I tried with a filtered Meta.parseall but it seemed ugly so I thought I’d ask here first.
hmm thanks that won’t work; the files are not generated by me and I can’t make assumptions about what they may define
What should work is a big regex removing docstrings, comments and whitespaces and checking if the strings match. But I was wondering if there’s something nicer that could be done
This is the rough solution I have, it seems to do what I want, feedback welcome to make it better
is_code_equal(s1::AbstractString, s2::AbstractString) =
is_code_equal(Meta.parseall.((s1, s2))...)
is_code_equal(c1, c2) = (c1 == c2)
is_code_equal(e1::Expr, e2::Expr) = is_code_equal(e1.args, e2.args)
function is_code_equal(a::Vector, b::Vector)
a, b = trim_args.((a, b))
length(a) == length(b) || return false
for (ai, bi) in zip(a, b)
is_code_equal(ai, bi) || return false
end
return true
end
# expand (and remove) docstring blocks, remove linenumbernode
function trim_args(a::Vector)
r = []
for e in a
if e isa Expr && e.head == :macrocall
append!(r, e.args)
else
push!(r, e)
end
end
filter!(
x -> !(typeof(x) in (LineNumberNode, GlobalRef, String)),
r
)
return r
end
With this
s1 = """
function foo()
return 0
end
"""
s2 = """
function foo()
# hello
return 0
end
"""
s3 = """
function foo()::Nothing
return 0
end
"""
s4 = """
\"\"\"
foo
Function
\"\"\"
function foo()
# abc
return 0
end
"""
is_code_equal(s1, s2) # true
is_code_equal(s1, s3) # false (type signature difference)
is_code_equal(s1, s4) # true (docstrings are ignored)
Could you evaluate the files into different modules and then check setdiff of a list of names in the respective module namespaces, plus maybe checking typeof or fieldnames(typeof()) of those defined objects (or something similar depending on your needs)?
I’d like something very lightweight which can be conservative (it’s fine if it returns false on code that actually would have the same effect but not the other way around).

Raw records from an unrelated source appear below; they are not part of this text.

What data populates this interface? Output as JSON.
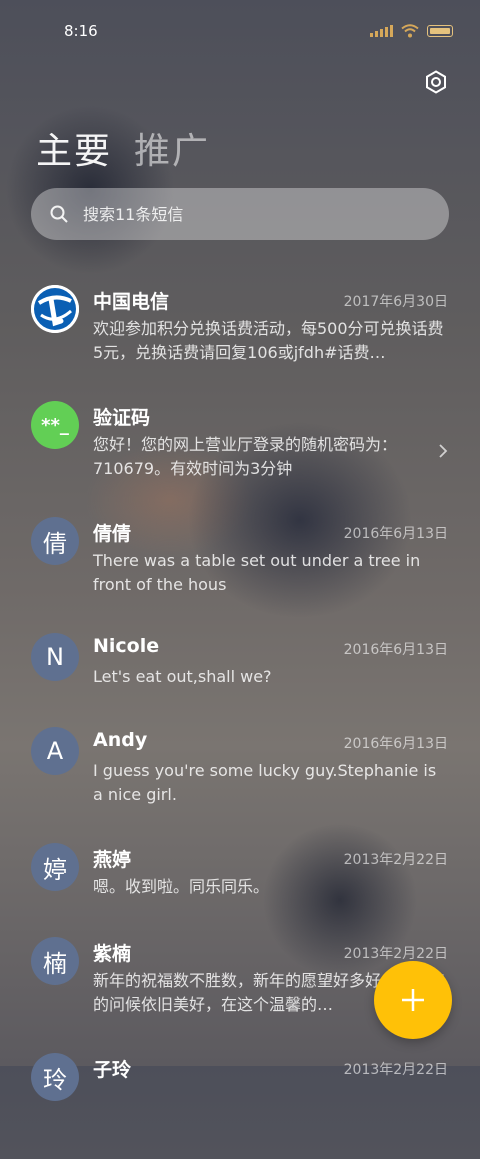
{
  "status_bar": {
    "time": "8:16"
  },
  "tabs": [
    {
      "label": "主要",
      "active": true
    },
    {
      "label": "推广",
      "active": false
    }
  ],
  "search": {
    "placeholder": "搜索11条短信"
  },
  "messages": [
    {
      "name": "中国电信",
      "date": "2017年6月30日",
      "preview": "欢迎参加积分兑换话费活动，每500分可兑换话费5元，兑换话费请回复106或jfdh#话费…",
      "avatar": "telecom-logo-icon"
    },
    {
      "name": "验证码",
      "preview": "您好！您的网上营业厅登录的随机密码为：710679。有效时间为3分钟",
      "avatar_text": "**_"
    },
    {
      "name": "倩倩",
      "date": "2016年6月13日",
      "preview": "There was a table set out under a tree in front of the hous",
      "avatar_text": "倩"
    },
    {
      "name": "Nicole",
      "date": "2016年6月13日",
      "preview": "Let's eat out,shall we?",
      "avatar_text": "N"
    },
    {
      "name": "Andy",
      "date": "2016年6月13日",
      "preview": "I guess you're some lucky guy.Stephanie is a nice girl.",
      "avatar_text": "A"
    },
    {
      "name": "燕婷",
      "date": "2013年2月22日",
      "preview": "嗯。收到啦。同乐同乐。",
      "avatar_text": "婷"
    },
    {
      "name": "紫楠",
      "date": "2013年2月22日",
      "preview": "新年的祝福数不胜数，新年的愿望好多好多，新年的问候依旧美好，在这个温馨的…",
      "avatar_text": "楠"
    },
    {
      "name": "子玲",
      "date": "2013年2月22日",
      "preview": "",
      "avatar_text": "玲"
    }
  ],
  "fab": {
    "icon": "plus-icon"
  },
  "colors": {
    "fab": "#ffc107",
    "avatar": "#5f7090",
    "verify_avatar": "#62cf55",
    "telecom": "#0a5fb4"
  }
}
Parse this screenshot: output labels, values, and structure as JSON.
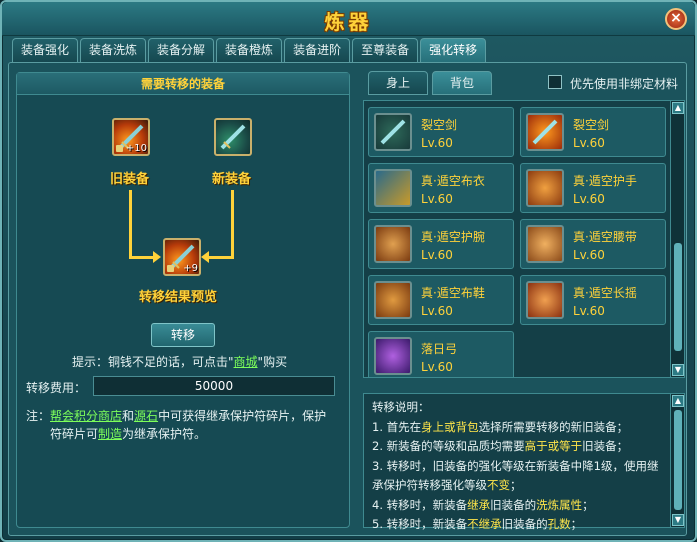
{
  "window": {
    "title": "炼器",
    "close_label": "×"
  },
  "tabs": [
    "装备强化",
    "装备洗炼",
    "装备分解",
    "装备橙炼",
    "装备进阶",
    "至尊装备",
    "强化转移"
  ],
  "left": {
    "header": "需要转移的装备",
    "old_label": "旧装备",
    "old_level": "+10",
    "new_label": "新装备",
    "result_label": "转移结果预览",
    "result_level": "+9",
    "transfer_button": "转移",
    "hint_prefix": "提示：铜钱不足的话，可点击\"",
    "hint_link": "商城",
    "hint_suffix": "\"购买",
    "fee_label": "转移费用：",
    "fee_value": "50000",
    "note_prefix": "注：",
    "note_link1": "帮会积分商店",
    "note_and": "和",
    "note_link2": "源石",
    "note_mid": "中可获得继承保护符碎片，保护",
    "note_line2_a": "符碎片可",
    "note_link3": "制造",
    "note_line2_b": "为继承保护符。"
  },
  "right": {
    "tab_body": "身上",
    "tab_bag": "背包",
    "checkbox_label": "优先使用非绑定材料",
    "items": [
      {
        "name": "裂空剑",
        "level": "Lv.60",
        "icon": "sword-icon"
      },
      {
        "name": "裂空剑",
        "level": "Lv.60",
        "icon": "fire-sword-icon"
      },
      {
        "name": "真·遁空布衣",
        "level": "Lv.60",
        "icon": "robe-icon"
      },
      {
        "name": "真·遁空护手",
        "level": "Lv.60",
        "icon": "gauntlet-icon"
      },
      {
        "name": "真·遁空护腕",
        "level": "Lv.60",
        "icon": "bracer-icon"
      },
      {
        "name": "真·遁空腰带",
        "level": "Lv.60",
        "icon": "belt-icon"
      },
      {
        "name": "真·遁空布鞋",
        "level": "Lv.60",
        "icon": "shoes-icon"
      },
      {
        "name": "真·遁空长摇",
        "level": "Lv.60",
        "icon": "pants-icon"
      },
      {
        "name": "落日弓",
        "level": "Lv.60",
        "icon": "bow-icon"
      }
    ],
    "desc_title": "转移说明：",
    "desc": {
      "l1a": "1. 首先在",
      "l1b": "身上或背包",
      "l1c": "选择所需要转移的新旧装备；",
      "l2a": "2. 新装备的等级和品质均需要",
      "l2b": "高于或等于",
      "l2c": "旧装备；",
      "l3a": "3. 转移时，旧装备的强化等级在新装备中降1级，使用继",
      "l3b": "承保护符转移强化等级",
      "l3c": "不变",
      "l3d": "；",
      "l4a": "4. 转移时，新装备",
      "l4b": "继承",
      "l4c": "旧装备的",
      "l4d": "洗炼属性",
      "l4e": "；",
      "l5a": "5. 转移时，新装备",
      "l5b": "不继承",
      "l5c": "旧装备的",
      "l5d": "孔数",
      "l5e": "；"
    }
  },
  "colors": {
    "accent": "#ffd23a",
    "link": "#7dff5a",
    "panel": "#164a53"
  }
}
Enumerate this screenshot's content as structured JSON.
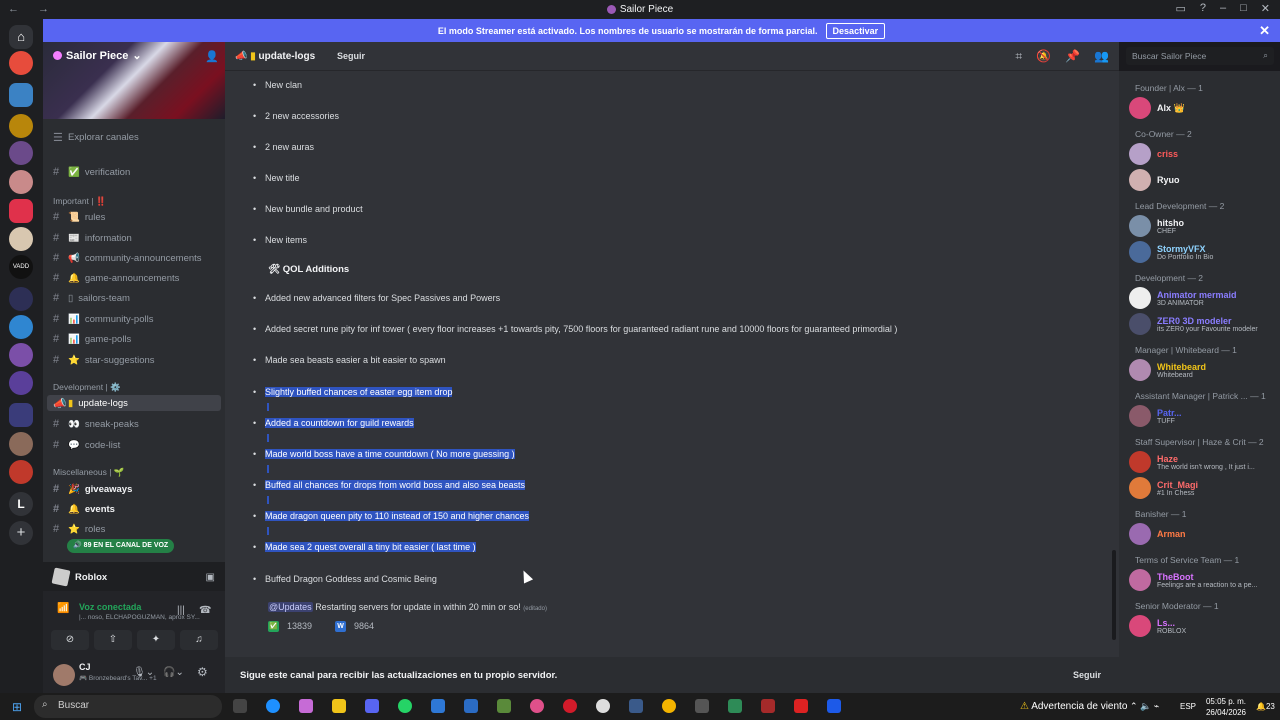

The context as to why I’m bothering with this is that in Franklin when the server is running, if a specific file is modified (utils.jl) it will trigger a full build which may be slow. If the change in utils.jl is frivolous (eg a docstring change, whitespace or comment), it’s better if that full re-build is avoided.
So I’d like something that can fairly quickly (i.e. not much more than the time it takes to read the file) assess whether the change might be significant or not.